Achieving Unity

achieving unityIt was not obvious when Bahá’u’lláh stated it, but it is obvious today. The problems of the world cannot be solved and human welfare and peace cannot be achieved, until humanity’s unity “is firmly established”.

Yet if we look around the world, there is nothing more obvious than the divisions that beset human beings.

No two men can be found who may be said to be outwardly and inwardly united. The evidences of discord and malice are apparent everywhere, though all were made for harmony and union.[1]

If unity were easy, it would have already been achieved. It is not impossible, but it is harder than even the most visionary goals human beings have achieved so far. Harder than going to the moon. Far harder. Speaking of unity at the global level, in 1875, Abdu’l Baha wrote:

A few, unaware of the power latent in human endeavor, consider this matter as highly impracticable, nay even beyond the scope of man’s utmost efforts. Such is not the case, however. … Endeavor, ceaseless endeavor, is required. Nothing short of an indomitable determination can possibly achieve it. Many a cause which past ages have regarded as purely visionary, yet in this day has become most easy and practicable. Why should this most great and lofty Cause—the daystar of the firmament of true civilization and the cause of the glory, the advancement, the well-being and the success of all humanity—be regarded as impossible of achievement? Surely the day will come when its beauteous light shall shed illumination upon the assemblage of man.[2]

It is clear also that unity requires a process of change at the individual, community and institutional level. It requires a process of learning and tools and a culture that supports the appearance of unity. A prevalent culture of resort to violence in international disputes, for example, undermines any possibility of unity.

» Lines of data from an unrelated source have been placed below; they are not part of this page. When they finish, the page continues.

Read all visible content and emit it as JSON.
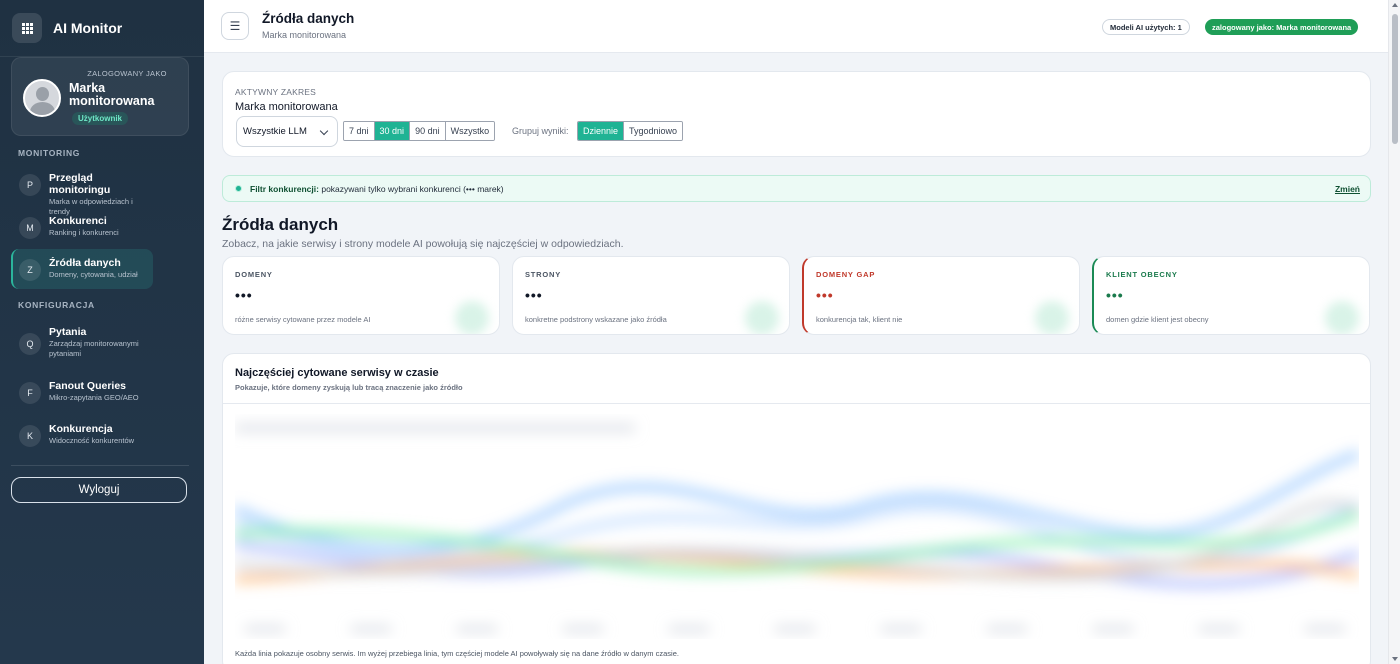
{
  "app": {
    "name": "AI Monitor"
  },
  "user": {
    "label": "ZALOGOWANY JAKO",
    "name": "Marka monitorowana",
    "role": "Użytkownik"
  },
  "sidebar": {
    "sections": [
      "MONITORING",
      "KONFIGURACJA"
    ],
    "items": [
      {
        "letter": "P",
        "title": "Przegląd monitoringu",
        "sub": "Marka w odpowiedziach i trendy",
        "active": false
      },
      {
        "letter": "M",
        "title": "Konkurenci",
        "sub": "Ranking i konkurenci",
        "active": false
      },
      {
        "letter": "Z",
        "title": "Źródła danych",
        "sub": "Domeny, cytowania, udział",
        "active": true
      },
      {
        "letter": "Q",
        "title": "Pytania",
        "sub": "Zarządzaj monitorowanymi pytaniami",
        "active": false
      },
      {
        "letter": "F",
        "title": "Fanout Queries",
        "sub": "Mikro-zapytania GEO/AEO",
        "active": false
      },
      {
        "letter": "K",
        "title": "Konkurencja",
        "sub": "Widoczność konkurentów",
        "active": false
      }
    ],
    "logout": "Wyloguj"
  },
  "topbar": {
    "title": "Źródła danych",
    "subtitle": "Marka monitorowana",
    "models_pill": "Modeli AI użytych: 1",
    "user_pill": "zalogowany jako: Marka monitorowana"
  },
  "range": {
    "label": "AKTYWNY ZAKRES",
    "value": "Marka monitorowana",
    "llm_select": "Wszystkie LLM",
    "periods": [
      "7 dni",
      "30 dni",
      "90 dni",
      "Wszystko"
    ],
    "period_selected": "30 dni",
    "group_label": "Grupuj wyniki:",
    "groups": [
      "Dziennie",
      "Tygodniowo"
    ],
    "group_selected": "Dziennie"
  },
  "filter": {
    "label": "Filtr konkurencji:",
    "text": "pokazywani tylko wybrani konkurenci (••• marek)",
    "link": "Zmień"
  },
  "section": {
    "title": "Źródła danych",
    "desc": "Zobacz, na jakie serwisy i strony modele AI powołują się najczęściej w odpowiedziach."
  },
  "stats": [
    {
      "label": "DOMENY",
      "value": "•••",
      "desc": "różne serwisy cytowane przez modele AI",
      "accent": ""
    },
    {
      "label": "STRONY",
      "value": "•••",
      "desc": "konkretne podstrony wskazane jako źródła",
      "accent": ""
    },
    {
      "label": "DOMENY GAP",
      "value": "•••",
      "desc": "konkurencja tak, klient nie",
      "accent": "red"
    },
    {
      "label": "KLIENT OBECNY",
      "value": "•••",
      "desc": "domen gdzie klient jest obecny",
      "accent": "green"
    }
  ],
  "chart": {
    "title": "Najczęściej cytowane serwisy w czasie",
    "subtitle": "Pokazuje, które domeny zyskują lub tracą znaczenie jako źródło",
    "note": "Każda linia pokazuje osobny serwis. Im wyżej przebiega linia, tym częściej modele AI powoływały się na dane źródło w danym czasie.",
    "blurred": true,
    "series_colors": [
      "#93c5fd",
      "#bfdbfe",
      "#a5b4fc",
      "#fdba74",
      "#d1d5db",
      "#86efac",
      "#9ca3af"
    ]
  },
  "colors": {
    "accent": "#1fb394",
    "sidebar": "#1f3142",
    "gap": "#c0392b",
    "present": "#1a7a4c"
  }
}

Cultural patterns which reward dominating and divisive behaviours in political, economic and other spheres undermine the possibility of unity.

In a previous article exploring consultation, we looked at consultation and its characteristcs. In Abdu’l Baha’s parable of consultation that is reproduced in the article, a characteristic of the consultation among the disciplines, was that there was no dominating behaviour — all participated in the consultation.

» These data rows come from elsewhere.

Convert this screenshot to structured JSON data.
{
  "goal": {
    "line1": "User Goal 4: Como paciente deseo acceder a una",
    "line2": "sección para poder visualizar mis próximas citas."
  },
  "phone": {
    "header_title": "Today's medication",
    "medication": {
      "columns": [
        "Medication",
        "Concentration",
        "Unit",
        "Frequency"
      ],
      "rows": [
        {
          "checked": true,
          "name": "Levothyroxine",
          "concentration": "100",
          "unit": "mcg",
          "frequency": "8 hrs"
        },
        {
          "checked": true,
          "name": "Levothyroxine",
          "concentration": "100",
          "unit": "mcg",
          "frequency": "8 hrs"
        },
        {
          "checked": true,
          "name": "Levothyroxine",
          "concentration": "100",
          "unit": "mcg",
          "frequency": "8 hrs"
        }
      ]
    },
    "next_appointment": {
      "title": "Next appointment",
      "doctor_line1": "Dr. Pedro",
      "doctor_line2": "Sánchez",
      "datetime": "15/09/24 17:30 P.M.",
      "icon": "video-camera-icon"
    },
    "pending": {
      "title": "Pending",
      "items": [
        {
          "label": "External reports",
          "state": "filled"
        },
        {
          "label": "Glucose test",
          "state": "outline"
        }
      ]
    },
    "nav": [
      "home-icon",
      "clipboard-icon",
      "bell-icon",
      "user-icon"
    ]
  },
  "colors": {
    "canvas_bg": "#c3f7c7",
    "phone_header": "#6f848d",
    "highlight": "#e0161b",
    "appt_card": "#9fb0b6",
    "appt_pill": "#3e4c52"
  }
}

At the individual level we are constantly tested when we try to find unity with our fellow human beings – internal self-doubts – problems of communication and misunderstanding – problems of ego and envy. All these can undermine our efforts to achieve unity.

In previous articles we have also seen that in Bahá’u’lláh’s thought – individual, community and institutions are called to the same goal: fostering the welfare of humanity as a whole. The reason is obvious – what other goal could unify human beings? And without a common goal – how could human beings ever be united?

If we accept such a goal – the next question is how do we work together to achieve it? How do we build a shared understanding of what this might mean?

(This article is the 87th in a series of what I hope will be 200 articles in 200 days for the 200th anniversary of the birth of Bahá’u’lláh. The anniversary is being celebrated around the world on 21 and 22 October 2017, The articles are simply my personal reflections on Bahá’u’lláh’s life and work. Any errors or inadequacies in these articles are solely my responsibility.)